What lessons can the Malaysian Healthcare sector learn from the pandemic?

One aspect that our healthcare sector, specifically the Ministry of Health did well in the early days of the pandemic is the public-private partnership (PPP) initiative, which illustrates the significance of cooperation between public and private hospitals. The PPP consists of two models. The patient model occurred during the pandemic when public hospitals handled COVID patients while non-COVID patients were transferred to private hospitals. The non-COVID patients, specifically those with heart, and gastrointestinal conditions, and those needing general surgery included those that required dialysis and children.

The second model is the doctor and equipment model, which involves public hospital doctors bringing patients to private hospitals and utilising their medical equipment for treatment. One example is collaboration where general doctors were trained in handling gamma knife equipment for cancer treatment and then applied it to treating patients at zero cost at seven hospitals in IHH Malaysia.

This is crucial as the even distribution of patients reduces waiting times in public hospitals and maximises the usage of medical equipment in the private sector. The pandemic has also prompted us to emphasise mental health care more. While Gleneagles was able to avoid the full brunt of the pandemic, resulting in low infectivity rates and cases among its workforce, we did not anticipate its effects on their mental health.

As a result, we opened a hotline accessible to all staff members under IHH Malaysia where they could be attended to by our psychiatry professionals who provided tips on mental relief. We also conducted mental health assessments anonymously and periodically to avoid stigmatising staff members.

We carried out the assessment using the DASS-21 form, where the results are interpreted by our resident psychologists and psychiatrist followed by an interview session with the staff who filled out the form. This is followed by a report summarising the team’s stress levels, which determines follow-up interventions by the psychologists. For example, if it's determined that staff are presenting with high-stress levels, they will further interact with our psychiatry team until their stress level is reduced.

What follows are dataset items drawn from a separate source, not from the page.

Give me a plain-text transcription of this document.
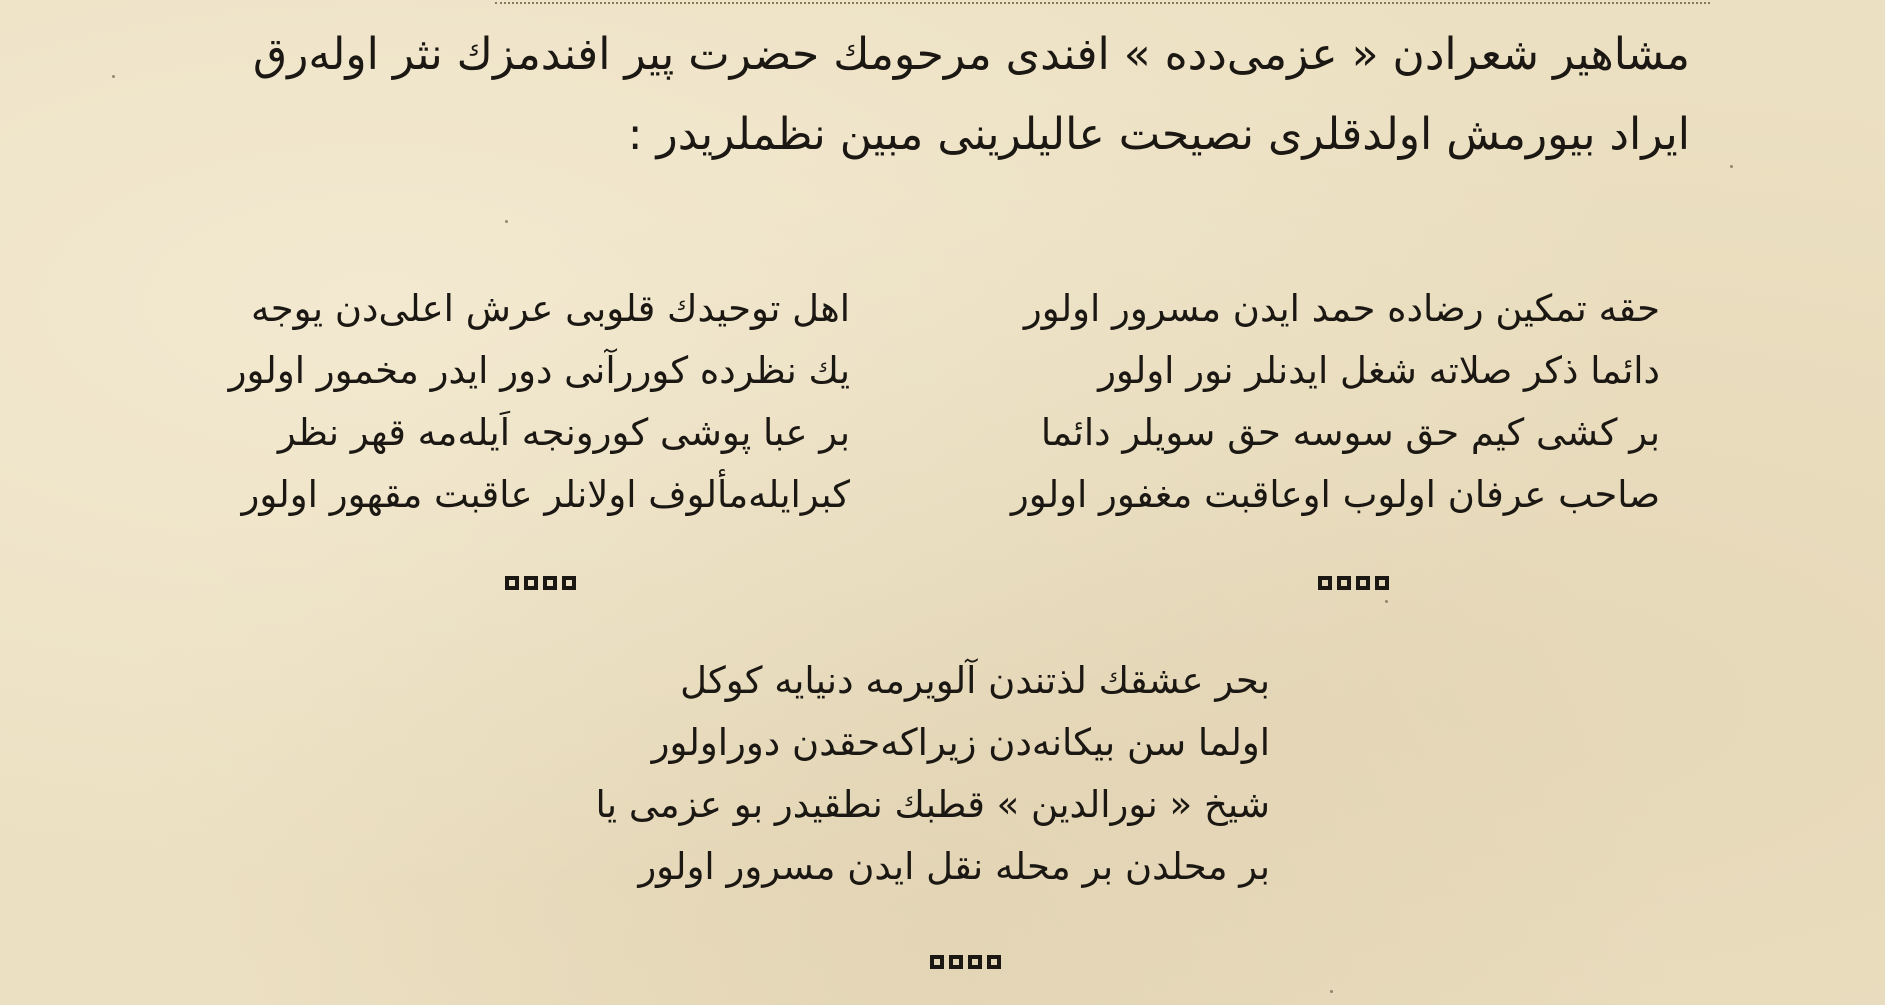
مشاهیر شعرادن « عزمی‌دده » افندی مرحومك حضرت پیر افندمزك نثر اوله‌رق
ایراد بیورمش اولدقلری نصیحت عالیلرینی مبین نظملریدر :
حقه تمکین رضاده حمد ایدن مسرور اولور
دائما ذکر صلاته شغل ایدنلر نور اولور
بر کشی کیم حق سوسه حق سویلر دائما
صاحب عرفان اولوب اوعاقبت مغفور اولور
اهل توحیدك قلوبی عرش اعلی‌دن یوجه
یك نظرده کوررآنی دور ایدر مخمور اولور
بر عبا پوشی کورونجه اَیله‌مه قهر نظر
کبرایله‌مألوف اولانلر عاقبت مقهور اولور
بحر عشقك لذتندن آلویرمه دنیایه کوکل
اولما سن بیکانه‌دن زیراکه‌حقدن دوراولور
شیخ « نورالدین » قطبك نطقیدر بو عزمی یا
بر محلدن بر محله نقل ایدن مسرور اولور
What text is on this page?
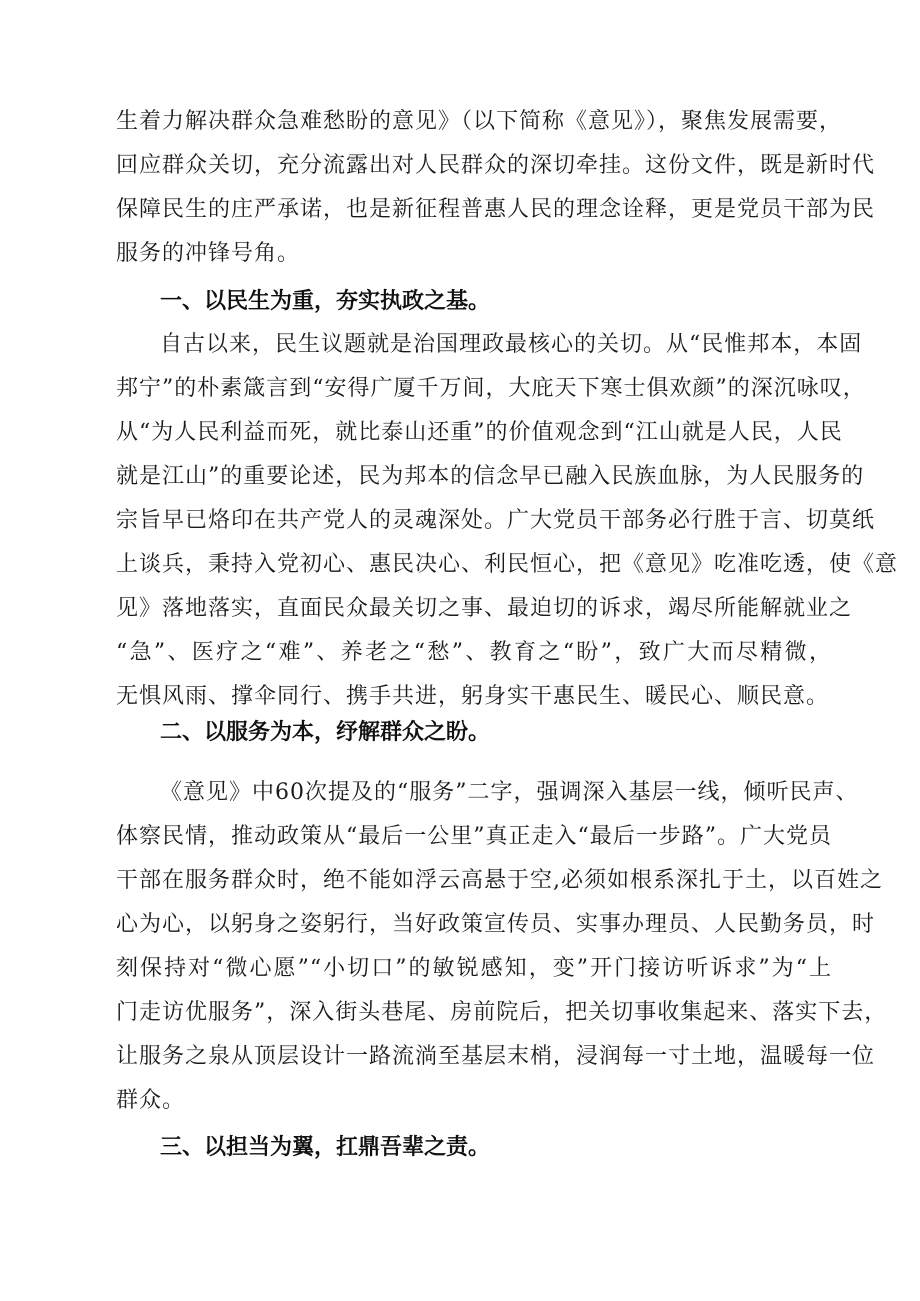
生着力解决群众急难愁盼的意见》（以下简称《意见》），聚焦发展需要，
回应群众关切，充分流露出对人民群众的深切牵挂。这份文件，既是新时代
保障民生的庄严承诺，也是新征程普惠人民的理念诠释，更是党员干部为民
服务的冲锋号角。
一、以民生为重，夯实执政之基。
自古以来，民生议题就是治国理政最核心的关切。从“民惟邦本，本固
邦宁”的朴素箴言到“安得广厦千万间，大庇天下寒士俱欢颜”的深沉咏叹，
从“为人民利益而死，就比泰山还重”的价值观念到“江山就是人民，人民
就是江山”的重要论述，民为邦本的信念早已融入民族血脉，为人民服务的
宗旨早已烙印在共产党人的灵魂深处。广大党员干部务必行胜于言、切莫纸
上谈兵，秉持入党初心、惠民决心、利民恒心，把《意见》吃准吃透，使《意
见》落地落实，直面民众最关切之事、最迫切的诉求，竭尽所能解就业之
“急”、医疗之“难”、养老之“愁”、教育之“盼”，致广大而尽精微，
无惧风雨、撑伞同行、携手共进，躬身实干惠民生、暖民心、顺民意。
二、以服务为本，纾解群众之盼。
《意见》中60次提及的“服务”二字，强调深入基层一线，倾听民声、
体察民情，推动政策从“最后一公里”真正走入“最后一步路”。广大党员
干部在服务群众时，绝不能如浮云高悬于空,必须如根系深扎于土，以百姓之
心为心，以躬身之姿躬行，当好政策宣传员、实事办理员、人民勤务员，时
刻保持对“微心愿”“小切口”的敏锐感知，变”开门接访听诉求”为“上
门走访优服务”，深入街头巷尾、房前院后，把关切事收集起来、落实下去，
让服务之泉从顶层设计一路流淌至基层末梢，浸润每一寸土地，温暖每一位
群众。
三、以担当为翼，扛鼎吾辈之责。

What recommendations would you propose for enhancing the healthcare system?

Despite the recent national budget not mentioning PPP initiatives, I am satisfied there is a significant financial allocation to improve the infrastructure facilities of public hospitals and clinics. Specifically, RM1.8 billion (about US$414 million) will be spent on the construction of hospitals, clinics, and medical equipment procurement. I am also proud that Budget 2023 also touched on mental health, which was generally been destigmatised due to COVID, by announcing the establishment of a National Mental Health Centre of Excellence to coordinate surveillance, research, and implementation of mental health programmes.

Given the continuing trend of local medical professionals seeking healthcare workers’ employment abroad and the increasing bed capacity in which a total of 1,500 additional beds at private hospitals is expected by 2025, we will need to focus on recruiting more nurses.

How is the current system making hiring foreign doctors much easier?

APHM has advocated for a more comprehensive review of the hiring process to significantly improve turnaround time. The applications for the Annual Practicing Certificate (APC), a local practising certificate, and the National Specialist Registry (NSR) required for medical professionals to practise their medical discipline have been made significantly more straightforward.